Sources say that in February, under pressure from his brother and Salameh, as well as Hamas fighters, Sinwar was forced to leave Khan Younis for Rafah. By then, Israeli forces had almost complete control over Khan Younis and had effectively tightened their siege.

However, Sinwar was safely transported to Rafah through coordinated movements above and below ground.

Sources indicate that the person who stayed with Sinwar throughout the conflict was Ibrahim Muhammad Sinwar, the son of his brother Muhammad, a senior Hamas leader.

Both Yahya and Muhammad named their firstborn sons after each other.

Ibrahim was killed in an Israeli airstrike in August while exiting a tunnel to monitor Israeli movements in Rafah, southern Gaza, alongside his uncle.

Sinwar sent a message to his brother’s family explaining the circumstances of Ibrahim’s death and detailing where he was buried in an underground tunnel, stating that he had personally prayed over his body.

The family received this message two days after Sinwar’s own death, indicating that it took more than two months for it to reach them.

The timing of the message, arriving just after Sinwar’s death, highlights the challenging security conditions he faced amid ongoing Israeli pursuit.

It also reflects the extreme precautions he took to avoid leaving any gaps that could lead Israel to him, which helps explain the circumstances of his “accidental” death.

Sources reveal that Sinwar stayed in Rafah for several months, moving between different areas, particularly in the western part since late May. He used both underground and above-ground shelters.

During his time away from his brother Muhammad, as well as Deif and Salameh, Sinwar communicated with them through written messages, following specific security protocols he defined.

This method also applied to his communications with Hamas leaders locally and abroad, especially regarding ceasefire negotiations and potential prisoner exchanges.

Sinwar was reportedly in tunnels in Rafah, including one where six prisoners were killed. It is believed he may have ordered their execution as Israeli forces advanced in late September.

Before his death, Sinwar and his companions experienced severe food shortages, going three days without eating while preparing for an Israeli confrontation. They moved between damaged buildings in the area.

In the final two weeks, attempts were made by Mahmoud Hamdan, the commander of the Tel Sultan brigade, who was killed the day after Sinwar, to extract him from the area. However, these efforts failed due to heavy military activity.

Sources indicate that Israeli forces came close to Sinwar’s location at least five times, including three times above ground and two underground.

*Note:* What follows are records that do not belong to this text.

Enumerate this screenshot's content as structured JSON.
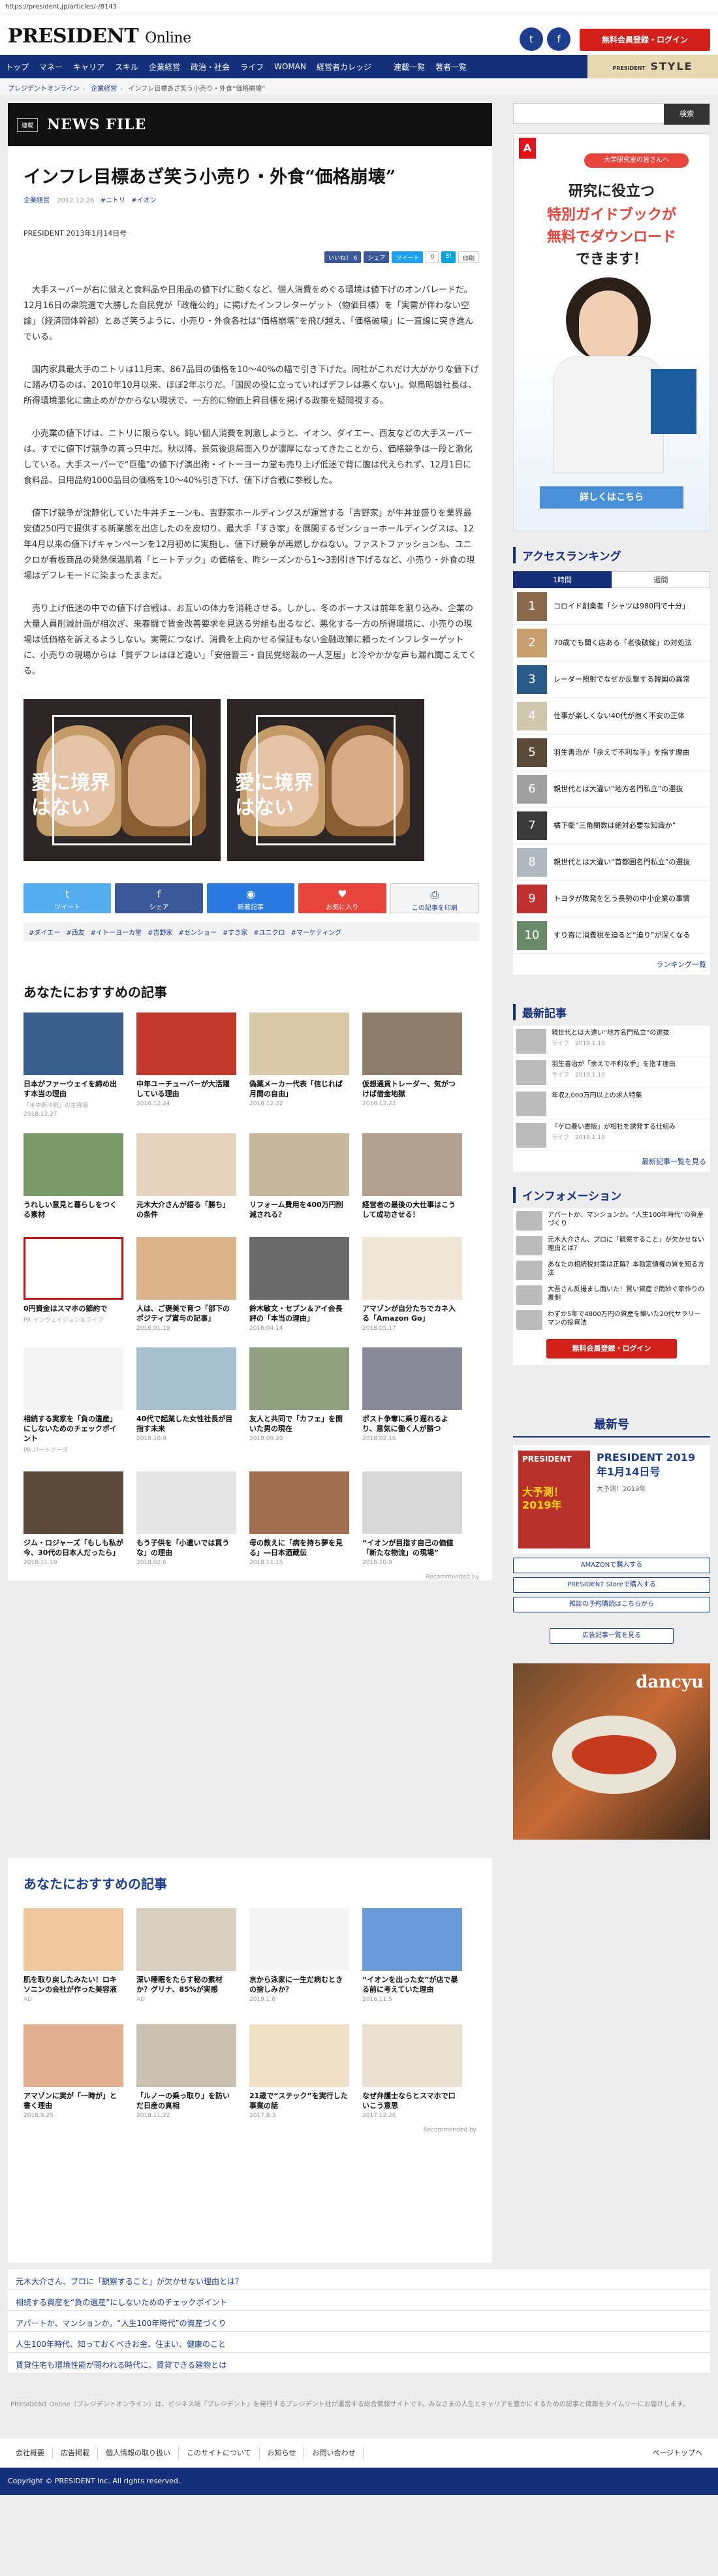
{
  "browser": {
    "url": "https://president.jp/articles/-/8143"
  },
  "header": {
    "logo_main": "PRESIDENT",
    "logo_sub": "Online",
    "cta": "無料会員登録・ログイン"
  },
  "nav": {
    "items": [
      "トップ",
      "マネー",
      "キャリア",
      "スキル",
      "企業経営",
      "政治・社会",
      "ライフ",
      "WOMAN",
      "経営者カレッジ",
      "連載一覧",
      "著者一覧"
    ],
    "style_label": "STYLE"
  },
  "breadcrumb": [
    "プレジデントオンライン",
    "企業経営",
    "インフレ目標あざ笑う小売り・外食“価格崩壊”"
  ],
  "section_badge": "連載",
  "section_title": "NEWS FILE",
  "article": {
    "title": "インフレ目標あざ笑う小売り・外食“価格崩壊”",
    "category": "企業経営",
    "date": "2012.12.26",
    "tags_inline": [
      "#ニトリ",
      "#イオン"
    ],
    "pub_date": "PRESIDENT 2013年1月14日号",
    "share_top": [
      "いいね！ 6",
      "シェア",
      "ツイート",
      "0",
      "B!",
      "印刷"
    ],
    "paragraphs": [
      "大手スーパーが右に倣えと食料品や日用品の値下げに動くなど、個人消費をめぐる環境は値下げのオンパレードだ。12月16日の衆院選で大勝した自民党が「政権公約」に掲げたインフレターゲット（物価目標）を「実需が伴わない空論」（経済団体幹部）とあざ笑うように、小売り・外食各社は“価格崩壊”を飛び越え、「価格破壊」に一直線に突き進んでいる。",
      "国内家具最大手のニトリは11月末、867品目の価格を10～40%の幅で引き下げた。同社がこれだけ大がかりな値下げに踏み切るのは、2010年10月以来、ほぼ2年ぶりだ。「国民の役に立っていればデフレは悪くない」。似鳥昭雄社長は、所得環境悪化に歯止めがかからない現状で、一方的に物価上昇目標を掲げる政策を疑問視する。",
      "小売業の値下げは、ニトリに限らない。鈍い個人消費を刺激しようと、イオン、ダイエー、西友などの大手スーパーは、すでに値下げ競争の真っ只中だ。秋以降、景気後退局面入りが濃厚になってきたことから、価格競争は一段と激化している。大手スーパーで“巨艦”の値下げ演出術・イトーヨーカ堂も売り上げ低迷で背に腹は代えられず、12月1日に食料品、日用品約1000品目の価格を10～40%引き下げ、値下げ合戦に参戦した。",
      "値下げ競争が沈静化していた牛丼チェーンも、吉野家ホールディングスが運営する「吉野家」が牛丼並盛りを業界最安値250円で提供する新業態を出店したのを皮切り、最大手「すき家」を展開するゼンショーホールディングスは、12年4月以来の値下げキャンペーンを12月初めに実施し、値下げ競争が再燃しかねない。ファストファッションも、ユニクロが看板商品の発熱保温肌着「ヒートテック」の価格を、昨シーズンから1～3割引き下げるなど、小売り・外食の現場はデフレモードに染まったままだ。",
      "売り上げ低迷の中での値下げ合戦は、お互いの体力を消耗させる。しかし、冬のボーナスは前年を割り込み、企業の大量人員削減計画が相次ぎ、来春闘で賃金改善要求を見送る労組も出るなど、悪化する一方の所得環境に、小売りの現場は低価格を訴えるようしない。実需につなげ、消費を上向かせる保証もない金融政策に頼ったインフレターゲットに、小売りの現場からは「貧デフレはほど遠い」「安倍晋三・自民党総裁の一人芝居」と冷やかかな声も漏れ聞こえてくる。"
    ],
    "image_caption": "愛に境界はない",
    "share_buttons": [
      "ツイート",
      "シェア",
      "新着記事",
      "お気に入り",
      "この記事を印刷"
    ],
    "tags": [
      "#ダイエー",
      "#西友",
      "#イトーヨーカ堂",
      "#吉野家",
      "#ゼンショー",
      "#すき家",
      "#ユニクロ",
      "#マーケティング"
    ]
  },
  "recommend1": {
    "title": "あなたにおすすめの記事",
    "cards": [
      {
        "title": "日本がファーウェイを締め出す本当の理由",
        "meta": "「米中新冷戦」の主戦場",
        "date": "2018.12.27"
      },
      {
        "title": "中年ユーチューバーが大活躍している理由",
        "meta": "",
        "date": "2018.12.24"
      },
      {
        "title": "偽薬メーカー代表「信じれば月間の自由」",
        "meta": "",
        "date": "2018.12.22"
      },
      {
        "title": "仮想通貨トレーダー、気がつけば借金地獄",
        "meta": "",
        "date": "2018.12.22"
      },
      {
        "title": "うれしい意見と暮らしをつくる素材",
        "meta": "",
        "date": ""
      },
      {
        "title": "元木大介さんが語る「勝ち」の条件",
        "meta": "",
        "date": ""
      },
      {
        "title": "リフォーム費用を400万円削減される？",
        "meta": "",
        "date": ""
      },
      {
        "title": "経営者の最後の大仕事はこうして成功させる！",
        "meta": "",
        "date": ""
      },
      {
        "title": "0円資金はスマホの節約で",
        "meta": "PR インヴェイジョン＆ライフ",
        "date": ""
      },
      {
        "title": "人は、ご褒美で育つ「部下のポジティブ賞与の記事」",
        "meta": "",
        "date": "2016.01.19"
      },
      {
        "title": "鈴木敏文・セブン＆アイ会長評の「本当の理由」",
        "meta": "",
        "date": "2016.04.14"
      },
      {
        "title": "アマゾンが自分たちでカネ入る「Amazon Go」",
        "meta": "",
        "date": "2018.05.17"
      },
      {
        "title": "相続する実家を「負の遺産」にしないためのチェックポイント",
        "meta": "PR パートナーズ",
        "date": ""
      },
      {
        "title": "40代で起業した女性社長が目指す未来",
        "meta": "",
        "date": "2018.10.9"
      },
      {
        "title": "友人と共同で「カフェ」を開いた男の現在",
        "meta": "",
        "date": "2018.09.20"
      },
      {
        "title": "ポスト争奪に乗り遅れるより、意気に働く人が勝つ",
        "meta": "",
        "date": "2018.02.16"
      },
      {
        "title": "ジム・ロジャーズ「もしも私が今、30代の日本人だったら」",
        "meta": "",
        "date": "2018.11.19"
      },
      {
        "title": "もう子供を「小遣いでは買うな」の理由",
        "meta": "",
        "date": "2018.02.6"
      },
      {
        "title": "母の教えに「病を持ち夢を見る」―日本酒蔵伝",
        "meta": "",
        "date": "2018.11.15"
      },
      {
        "title": "“イオンが目指す自己の価値「新たな物流」の現場”",
        "meta": "",
        "date": "2018.10.9"
      }
    ],
    "recommended_by": "Recommended by"
  },
  "recommend2": {
    "title": "あなたにおすすめの記事",
    "cards": [
      {
        "title": "肌を取り戻したみたい！ロキソニンの会社が作った美容液",
        "meta": "AD",
        "date": ""
      },
      {
        "title": "深い睡眠をたらす秘の素材か？グリナ、85%が実感",
        "meta": "AD",
        "date": ""
      },
      {
        "title": "京から泳家に一生だ病むときの捨しみか？",
        "meta": "",
        "date": "2019.1.8"
      },
      {
        "title": "“イオンを出った女”が店で暴る前に考えていた理由",
        "meta": "",
        "date": "2016.11.5"
      },
      {
        "title": "アマゾンに実が「一時が」と書く理由",
        "meta": "",
        "date": "2018.9.25"
      },
      {
        "title": "「ルノーの乗っ取り」を防いだ日産の真相",
        "meta": "",
        "date": "2018.11.22"
      },
      {
        "title": "21歳で“ステック”を実行した事業の話",
        "meta": "",
        "date": "2017.8.3"
      },
      {
        "title": "なぜ弁護士ならとスマホで口いこう意思",
        "meta": "",
        "date": "2017.12.26"
      }
    ],
    "recommended_by": "Recommended by"
  },
  "bottom_links": [
    "元木大介さん、プロに「観察すること」が欠かせない理由とは？",
    "相続する資産を“負の遺産”にしないためのチェックポイント",
    "アパートか、マンションか。“人生100年時代”の資産づくり",
    "人生100年時代、知っておくべきお金、住まい、健康のこと",
    "賃貸住宅も環境性能が問われる時代に。賃貸できる建物とは"
  ],
  "footer": {
    "desc": "PRESIDENT Online（プレジデントオンライン）は、ビジネス誌『プレジデント』を発行するプレジデント社が運営する総合情報サイトです。みなさまの人生とキャリアを豊かにするための記事と情報をタイムリーにお届けします。",
    "nav": [
      "会社概要",
      "広告掲載",
      "個人情報の取り扱い",
      "このサイトについて",
      "お知らせ",
      "お問い合わせ"
    ],
    "page_top": "ページトップへ",
    "copyright": "Copyright © PRESIDENT Inc. All rights reserved."
  },
  "sidebar": {
    "search": "検索",
    "ad": {
      "pill": "大学研究室の皆さんへ",
      "line1": "研究に役立つ",
      "line2": "特別ガイドブックが",
      "line3": "無料でダウンロード",
      "line4": "できます！",
      "button": "詳しくはこちら"
    },
    "ranking": {
      "title": "アクセスランキング",
      "tabs": [
        "1時間",
        "週間"
      ],
      "items": [
        "コロイド創業者「シャツは980円で十分」",
        "70歳でも聞く店ある「老後破綻」の対処法",
        "レーダー照射でなぜか反撃する韓国の異常",
        "仕事が楽しくない40代が抱く不安の正体",
        "羽生善治が「余えで不利な手」を指す理由",
        "親世代とは大違い“地方名門私立”の選抜",
        "橘下衛“三角関数は絶対必要な知識か”",
        "親世代とは大違い“首都圏名門私立”の選抜",
        "トヨタが敗発を乞う長勢の中小企業の事情",
        "すり寄に消費税を迫るど“迫り”が深くなる"
      ],
      "more": "ランキング一覧"
    },
    "latest": {
      "title": "最新記事",
      "items": [
        {
          "title": "親世代とは大違い“地方名門私立”の選抜",
          "meta": "ライフ　2019.1.10"
        },
        {
          "title": "羽生善治が「余えで不利な手」を指す理由",
          "meta": "ライフ　2019.1.10"
        },
        {
          "title": "年収2,000万円以上の求人特集",
          "meta": ""
        },
        {
          "title": "「ゲロ養い書販」が相社を誘発する仕組み",
          "meta": "ライフ　2019.1.10"
        }
      ],
      "more": "最新記事一覧を見る"
    },
    "info": {
      "title": "インフォメーション",
      "items": [
        "アパートか、マンションか。“人生100年時代”の資産づくり",
        "元木大介さん、プロに「観察すること」が欠かせない理由とは？",
        "あなたの相続税対策は正解？本勘定債権の質を知る方法",
        "大吾さん反撮まし面いた！賢い資産で雨紗ぐ家作りの裏側",
        "わずか5年で4800万円の資産を築いた20代サラリーマンの投資法"
      ],
      "cta": "無料会員登録・ログイン"
    },
    "magazine": {
      "title": "最新号",
      "cover_text": "大予測！2019年",
      "issue": "PRESIDENT 2019年1月14日号",
      "issue_sub": "大予測！2019年",
      "buttons": [
        "AMAZONで購入する",
        "PRESIDENT Storeで購入する",
        "雑誌の予約購読はこちらから"
      ],
      "ad_link": "広告記事一覧を見る",
      "ad_brand": "dancyu"
    }
  }
}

Each time, he was moved to different locations despite wanting to remain with the fighting forces.

When asked if Sinwar’s presence in Rafah was related to assessing the Philadelphia corridor, sources denied this.

However, individuals close to Hamas suggested that he may have been considering a potential Israeli withdrawal from the corridor and its implications for prisoner exchange negotiations and the situation on the ground.

In related news, Hamas has issued a statement denying reports regarding the fate of Deif, the leader of the Izz ad-Din al-Qassam Brigades.

Earlier, Asharq Al-Awsat reported new indications of Deif’s death in an Israeli airstrike in Khan Younis in July. Despite these reports, Hamas officials continue to assert that Deif is alive, while Israeli officials claim he has been killed.